Fenomenologie giapponesi. La civiltà delle macchine

Viene in mente la civiltà delle macchine di Leonardo Sinisgalli, espressione coniata ormai decenni fa, leggendo dei vaticini che riguardano il Giappone, di cui ha trattato nel suo ultimo staff report il Fmi. A dimostrazione del fatto che le idee dei visionari incrociano ogni tanto la storia. E purtroppo questa sovente non è una buona notizia. La civiltà delle macchine di Sinisgalli era un connubio fra l’uomo e la sua proiezione tecnologica. Mentre nel Giappone immaginato dal Fmi la macchina finisce col sostituire l’uomo, che – semplicemente – sta smettendo di esserci.

A che servono allora le macchine in società che si riempiono di città fantasma? Per dirla semplicemente servono a sostenere i superstiti. A fare il lavoro che le persone, che sono sempre meno, non possono più fare, provando persino a tenere in piedi la produzione economica, che il calo della popolazione penalizza, evidentemente, così come affatica il bilancio dello stato, che deve in qualche modo farsi carico di una pletora crescente di anziani. Magre consolazioni, a ben vedere.

Però così va il Giappone – o forse dovremmo dire il mondo? – in questo inizio di XXI secolo che si prevede disastroso per la demografia dei paesi avanzati, replicando copioni che la storia ci ha già istruito a riconoscere come prodromiche di un declino culturale. Ma questo qui non rileva.
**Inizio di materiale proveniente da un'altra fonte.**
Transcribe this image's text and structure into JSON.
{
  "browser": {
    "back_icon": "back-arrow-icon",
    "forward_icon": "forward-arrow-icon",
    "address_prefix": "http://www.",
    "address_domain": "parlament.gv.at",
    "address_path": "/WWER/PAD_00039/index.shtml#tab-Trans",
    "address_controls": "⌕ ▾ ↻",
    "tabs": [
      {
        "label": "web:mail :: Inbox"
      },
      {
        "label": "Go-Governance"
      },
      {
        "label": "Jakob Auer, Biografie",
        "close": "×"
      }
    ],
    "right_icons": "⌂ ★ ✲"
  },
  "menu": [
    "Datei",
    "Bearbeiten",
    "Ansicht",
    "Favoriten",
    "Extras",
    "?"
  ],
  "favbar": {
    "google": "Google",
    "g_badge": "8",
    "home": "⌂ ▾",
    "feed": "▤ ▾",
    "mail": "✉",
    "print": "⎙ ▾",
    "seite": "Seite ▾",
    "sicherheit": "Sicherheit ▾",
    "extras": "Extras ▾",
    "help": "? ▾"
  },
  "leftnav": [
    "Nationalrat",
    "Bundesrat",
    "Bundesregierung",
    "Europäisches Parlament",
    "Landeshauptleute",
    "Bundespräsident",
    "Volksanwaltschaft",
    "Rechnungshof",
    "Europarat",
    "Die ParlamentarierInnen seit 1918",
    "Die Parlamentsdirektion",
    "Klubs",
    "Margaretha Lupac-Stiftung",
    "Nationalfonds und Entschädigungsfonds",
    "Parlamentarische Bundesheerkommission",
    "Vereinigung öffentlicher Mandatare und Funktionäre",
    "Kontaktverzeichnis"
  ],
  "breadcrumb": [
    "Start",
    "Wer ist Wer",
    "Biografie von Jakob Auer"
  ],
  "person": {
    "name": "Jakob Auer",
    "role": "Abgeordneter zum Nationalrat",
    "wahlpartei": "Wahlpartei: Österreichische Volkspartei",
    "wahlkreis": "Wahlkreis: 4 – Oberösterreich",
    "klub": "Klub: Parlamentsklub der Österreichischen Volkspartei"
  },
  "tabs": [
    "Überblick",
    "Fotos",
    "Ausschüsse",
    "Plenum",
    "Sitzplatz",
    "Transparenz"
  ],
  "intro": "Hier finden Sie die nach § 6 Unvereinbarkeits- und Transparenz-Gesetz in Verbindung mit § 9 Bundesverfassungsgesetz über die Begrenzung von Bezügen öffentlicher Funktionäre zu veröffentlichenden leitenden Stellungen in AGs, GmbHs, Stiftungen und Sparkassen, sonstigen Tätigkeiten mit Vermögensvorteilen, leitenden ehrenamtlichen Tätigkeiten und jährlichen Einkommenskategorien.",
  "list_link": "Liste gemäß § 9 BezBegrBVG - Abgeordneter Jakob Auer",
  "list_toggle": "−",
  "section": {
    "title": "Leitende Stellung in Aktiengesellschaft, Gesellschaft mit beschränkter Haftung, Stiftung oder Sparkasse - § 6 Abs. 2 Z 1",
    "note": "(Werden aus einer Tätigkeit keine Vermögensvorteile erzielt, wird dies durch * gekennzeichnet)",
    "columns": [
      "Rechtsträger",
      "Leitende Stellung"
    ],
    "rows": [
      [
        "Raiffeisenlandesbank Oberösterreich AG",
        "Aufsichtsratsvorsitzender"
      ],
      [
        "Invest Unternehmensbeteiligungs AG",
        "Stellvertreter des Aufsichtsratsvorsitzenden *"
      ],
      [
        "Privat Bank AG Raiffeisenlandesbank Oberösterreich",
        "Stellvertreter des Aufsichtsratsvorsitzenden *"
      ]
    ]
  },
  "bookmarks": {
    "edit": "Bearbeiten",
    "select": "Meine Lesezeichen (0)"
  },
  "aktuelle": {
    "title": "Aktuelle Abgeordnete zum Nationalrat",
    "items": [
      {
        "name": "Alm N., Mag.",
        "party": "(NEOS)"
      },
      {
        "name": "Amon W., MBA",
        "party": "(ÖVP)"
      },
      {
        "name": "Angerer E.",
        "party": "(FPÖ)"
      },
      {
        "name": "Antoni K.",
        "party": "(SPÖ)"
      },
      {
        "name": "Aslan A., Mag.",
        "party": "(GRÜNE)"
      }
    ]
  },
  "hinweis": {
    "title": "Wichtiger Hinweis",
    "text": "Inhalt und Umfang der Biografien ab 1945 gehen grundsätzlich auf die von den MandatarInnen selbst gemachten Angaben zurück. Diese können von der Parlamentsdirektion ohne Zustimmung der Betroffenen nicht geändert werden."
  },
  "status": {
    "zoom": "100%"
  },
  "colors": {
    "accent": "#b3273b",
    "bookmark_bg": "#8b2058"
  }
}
Contentiamoci per il momento di osservarne gli esiti locali, almeno nelle congetture che ne fanno gli specialisti, che magari sono intrinsecamente bugiardi, ma comunque assai informativi.

Ad esempio quando sottolineano che le avversità demografiche giapponesi, oltre agli esiti che abbiamo già osservato, ne generano altri non meno significativi: “Le disparità di reddito in Giappone sono aumentate e l’invecchiamento della popolazione potrebbe esacerbare questa tendenza”, scrivono gli economisti del Fmi. La ragione è ovvia. Gli anziani hanno avuto più tempo per cumulare ricchezza, pure se hanno meno tempo per spenderla. Una situazione che noi italiani conosciamo bene. E poiché aumentano di numero, ecco che la diseguaglianza – altro feticcio del nostro tempo – è naturalmente destinata ad aumentare.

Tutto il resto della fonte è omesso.